L’article 145 du code de procédure civile dispose que s’il existe un motif légitime de conserver ou d’établir avant tout procès la preuve de faits dont pourrait dépendre la solution d’un litige, les mesures d’instruction légalement admissibles peuvent être ordonnées à la demande de tout intéressé, sur requête ou en référé.
L’article 146 du code de procédure civile ne s’applique pas lorsque le juge est saisi d’une demande fondée sur l’article 145 du même code.
Sur la base de ce texte, une expertise peut être prescrite dès lors qu’il est justifié de l’intérêt de son organisation, peu important que les prétentions de la partie demanderesse soient contestées sur le fond. La notion de motif légitime suppose seulement l’existence d’un procès en germe pouvant être conduit sur la base d’un fondement juridique suffisamment déterminé et dont la solution peut dépendre de la mesure sollicitée.
S’agissant de la mission confiée à l’expert, il est rappelé d’une part que le juge des référés est libre de choisir la mission donnée à l’expert et n’est pas tenu par les propositions des parties.

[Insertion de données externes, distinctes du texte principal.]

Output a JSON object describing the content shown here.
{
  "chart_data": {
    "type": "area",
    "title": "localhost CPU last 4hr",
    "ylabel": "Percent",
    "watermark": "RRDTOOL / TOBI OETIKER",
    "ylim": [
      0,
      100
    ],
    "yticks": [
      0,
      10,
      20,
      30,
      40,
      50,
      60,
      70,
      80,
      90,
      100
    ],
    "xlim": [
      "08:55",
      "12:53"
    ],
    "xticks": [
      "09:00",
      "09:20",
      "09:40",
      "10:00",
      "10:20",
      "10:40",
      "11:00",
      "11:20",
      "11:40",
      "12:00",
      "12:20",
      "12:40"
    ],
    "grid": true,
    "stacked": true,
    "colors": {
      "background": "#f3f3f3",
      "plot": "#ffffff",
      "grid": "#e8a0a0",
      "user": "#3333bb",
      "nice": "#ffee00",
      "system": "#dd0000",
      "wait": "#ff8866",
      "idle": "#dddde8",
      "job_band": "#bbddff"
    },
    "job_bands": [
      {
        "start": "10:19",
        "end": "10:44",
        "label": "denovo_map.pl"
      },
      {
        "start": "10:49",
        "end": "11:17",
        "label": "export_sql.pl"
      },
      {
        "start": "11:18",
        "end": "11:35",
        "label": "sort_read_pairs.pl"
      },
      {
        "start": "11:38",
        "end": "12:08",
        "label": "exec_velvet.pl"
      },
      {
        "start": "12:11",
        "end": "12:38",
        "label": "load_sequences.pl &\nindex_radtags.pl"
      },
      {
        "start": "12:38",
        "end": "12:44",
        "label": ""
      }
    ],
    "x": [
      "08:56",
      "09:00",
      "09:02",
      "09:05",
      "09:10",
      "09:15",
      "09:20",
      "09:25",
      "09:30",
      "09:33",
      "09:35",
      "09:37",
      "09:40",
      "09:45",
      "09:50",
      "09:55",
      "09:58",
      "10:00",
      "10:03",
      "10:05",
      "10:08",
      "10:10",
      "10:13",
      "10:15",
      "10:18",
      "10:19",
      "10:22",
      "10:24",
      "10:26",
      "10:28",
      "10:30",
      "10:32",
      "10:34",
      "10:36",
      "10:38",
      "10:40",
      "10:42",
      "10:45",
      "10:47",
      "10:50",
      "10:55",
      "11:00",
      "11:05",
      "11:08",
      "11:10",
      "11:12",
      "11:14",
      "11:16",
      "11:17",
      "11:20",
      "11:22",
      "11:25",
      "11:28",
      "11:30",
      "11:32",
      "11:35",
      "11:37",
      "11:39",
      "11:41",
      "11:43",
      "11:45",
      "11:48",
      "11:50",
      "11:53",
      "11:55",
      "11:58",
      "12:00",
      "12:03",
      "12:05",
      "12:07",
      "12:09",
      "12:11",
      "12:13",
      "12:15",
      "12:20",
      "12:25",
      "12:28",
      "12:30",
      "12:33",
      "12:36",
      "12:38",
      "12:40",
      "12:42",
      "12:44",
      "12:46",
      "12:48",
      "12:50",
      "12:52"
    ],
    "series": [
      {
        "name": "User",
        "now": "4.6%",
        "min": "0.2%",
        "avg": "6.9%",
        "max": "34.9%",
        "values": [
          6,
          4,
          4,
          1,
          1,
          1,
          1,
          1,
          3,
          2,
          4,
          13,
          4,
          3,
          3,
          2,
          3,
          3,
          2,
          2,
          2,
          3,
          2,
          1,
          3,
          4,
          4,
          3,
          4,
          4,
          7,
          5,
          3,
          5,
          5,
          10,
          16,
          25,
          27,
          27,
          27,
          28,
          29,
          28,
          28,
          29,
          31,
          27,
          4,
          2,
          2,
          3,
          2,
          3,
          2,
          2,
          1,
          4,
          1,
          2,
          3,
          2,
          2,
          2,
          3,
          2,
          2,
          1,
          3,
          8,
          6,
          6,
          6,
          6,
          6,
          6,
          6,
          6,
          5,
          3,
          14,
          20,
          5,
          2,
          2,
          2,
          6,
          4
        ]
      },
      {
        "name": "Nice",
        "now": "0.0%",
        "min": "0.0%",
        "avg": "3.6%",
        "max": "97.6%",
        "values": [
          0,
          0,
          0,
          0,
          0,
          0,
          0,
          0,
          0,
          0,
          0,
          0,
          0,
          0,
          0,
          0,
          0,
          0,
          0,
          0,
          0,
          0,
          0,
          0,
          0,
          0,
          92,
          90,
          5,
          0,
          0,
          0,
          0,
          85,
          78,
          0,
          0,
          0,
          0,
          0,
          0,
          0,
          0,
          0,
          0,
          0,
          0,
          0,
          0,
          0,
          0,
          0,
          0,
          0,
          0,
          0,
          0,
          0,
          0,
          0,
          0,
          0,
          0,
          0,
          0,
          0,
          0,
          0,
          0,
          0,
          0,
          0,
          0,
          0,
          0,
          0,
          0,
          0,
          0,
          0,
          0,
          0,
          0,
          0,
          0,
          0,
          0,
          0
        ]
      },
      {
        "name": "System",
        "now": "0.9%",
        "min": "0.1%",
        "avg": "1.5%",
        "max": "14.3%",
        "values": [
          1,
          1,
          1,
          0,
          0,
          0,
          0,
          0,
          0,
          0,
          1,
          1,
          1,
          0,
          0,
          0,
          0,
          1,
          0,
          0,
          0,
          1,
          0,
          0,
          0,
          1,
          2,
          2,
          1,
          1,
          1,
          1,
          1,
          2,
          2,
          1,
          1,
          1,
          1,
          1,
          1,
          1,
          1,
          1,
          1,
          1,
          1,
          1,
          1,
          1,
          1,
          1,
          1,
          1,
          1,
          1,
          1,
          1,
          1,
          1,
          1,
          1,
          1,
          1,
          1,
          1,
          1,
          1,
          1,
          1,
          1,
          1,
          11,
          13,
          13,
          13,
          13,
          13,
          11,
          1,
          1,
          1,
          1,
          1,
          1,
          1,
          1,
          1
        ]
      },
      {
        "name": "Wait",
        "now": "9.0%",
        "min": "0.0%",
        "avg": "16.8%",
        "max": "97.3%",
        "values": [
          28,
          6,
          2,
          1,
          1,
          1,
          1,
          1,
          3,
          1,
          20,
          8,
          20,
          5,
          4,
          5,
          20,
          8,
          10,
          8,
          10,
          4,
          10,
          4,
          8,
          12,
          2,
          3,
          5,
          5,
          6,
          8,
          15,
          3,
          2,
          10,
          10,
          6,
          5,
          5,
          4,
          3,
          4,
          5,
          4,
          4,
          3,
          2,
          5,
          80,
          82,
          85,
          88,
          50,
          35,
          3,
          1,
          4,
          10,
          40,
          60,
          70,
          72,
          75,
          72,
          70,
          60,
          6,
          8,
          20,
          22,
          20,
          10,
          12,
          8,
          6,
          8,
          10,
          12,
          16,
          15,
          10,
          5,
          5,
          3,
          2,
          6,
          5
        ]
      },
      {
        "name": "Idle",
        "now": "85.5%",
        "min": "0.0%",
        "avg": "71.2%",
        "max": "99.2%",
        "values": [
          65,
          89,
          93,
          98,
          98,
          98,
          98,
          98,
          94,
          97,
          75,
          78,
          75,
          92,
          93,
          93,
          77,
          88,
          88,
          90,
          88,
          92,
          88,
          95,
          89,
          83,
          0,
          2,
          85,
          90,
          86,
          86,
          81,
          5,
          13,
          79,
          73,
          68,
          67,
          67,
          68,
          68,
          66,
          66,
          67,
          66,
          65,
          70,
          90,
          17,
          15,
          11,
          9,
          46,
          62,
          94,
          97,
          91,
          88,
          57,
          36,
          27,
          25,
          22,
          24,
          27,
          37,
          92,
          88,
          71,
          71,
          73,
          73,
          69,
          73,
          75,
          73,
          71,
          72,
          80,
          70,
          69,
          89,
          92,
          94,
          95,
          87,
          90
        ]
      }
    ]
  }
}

D’autre part, l’article 246 du code de procédure civile dispose que le juge n’est pas lié par les constatations ou les conclusions du technicien, de sorte que le juge du fond éventuellement saisi ne sera pas lié par les conclusions de l’expert, quels que soient les termes de la mission qui ne doit avoir pour seule finalité que d’éclairer le juge sur une question de fait qui requiert ses lumières sans que le technicien ne puisse jamais porter d’appréciations d’ordre juridique.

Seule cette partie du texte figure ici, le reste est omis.